Se il PDL, per effetto della dispersione perde la regione, inutile dire che i ringraziamenti ai piccoli da parte di Veltroni, si sprecheranno.
Questo potrebbe essere il caso del Lazio o dell' Emilia Romagna.
Quindi, se volete opporvi ai comunisti, votate i piccoli partiti, solo dopo che siete certi che senza i vostri voti il PDL vince lo stesso. Oppure preparatevi ad essere ringraziati dai comunisti.
Punto numero 2
Questa affermazione è sbagliata quanto la precedente. E questo per il semplice fatto che l'inciucio si avrà soltanto se né PD né PDL avranno la maggioranza.
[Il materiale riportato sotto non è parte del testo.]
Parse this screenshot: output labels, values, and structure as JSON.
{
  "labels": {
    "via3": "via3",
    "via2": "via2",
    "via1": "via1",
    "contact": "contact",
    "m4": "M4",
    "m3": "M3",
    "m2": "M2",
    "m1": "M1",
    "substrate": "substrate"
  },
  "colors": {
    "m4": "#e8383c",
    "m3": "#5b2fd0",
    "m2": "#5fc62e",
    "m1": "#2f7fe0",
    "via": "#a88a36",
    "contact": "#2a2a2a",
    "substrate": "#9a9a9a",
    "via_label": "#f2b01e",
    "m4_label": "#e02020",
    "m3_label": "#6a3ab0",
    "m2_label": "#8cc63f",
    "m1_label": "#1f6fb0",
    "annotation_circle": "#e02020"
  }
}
A quel punto, succede che ci si deve alleare per forza.
E li torniamo al discorso precedente:
PDL + LaDestra hanno la maggioranza? Se sì, ci sarà l'alleanza tra questi ed un governo in comune.
PD + Rifondazione avranno la maggioranza? Se sì ci sarà l'alleanza tra questi ed un nuovo governo Prodi.
PDL + PLI avranno la maggioranza? No questo è impossibile.
Ma se le tre ipotesi suddette non si verificano, si deve fare per forza un governo di Grosse Coalition, che è quello che vorrebbe Casini.
Solo che il problema è il seguente:
Non può esistere un governo PDL + Casini +laDestra a causa del divorzio elettorale
Non può esistere un governo PD + Rifondazione + Casini a causa della fucilazione di Casini da parte del suo stesso elettorato.
Quindi la grosse coalition deve per forza includere SIA il PD che il PDL.
Ma a quel punto, PD e PDL, giustamente si chiedono per quale scopo dovrebbero imbarcare gli altri e il governo se lo fanno da soli.
E questo è l'inciucio che quelli che han disperso i voti tra PLI , La Destra, Consumatori riuniti, UDC volevano evitare......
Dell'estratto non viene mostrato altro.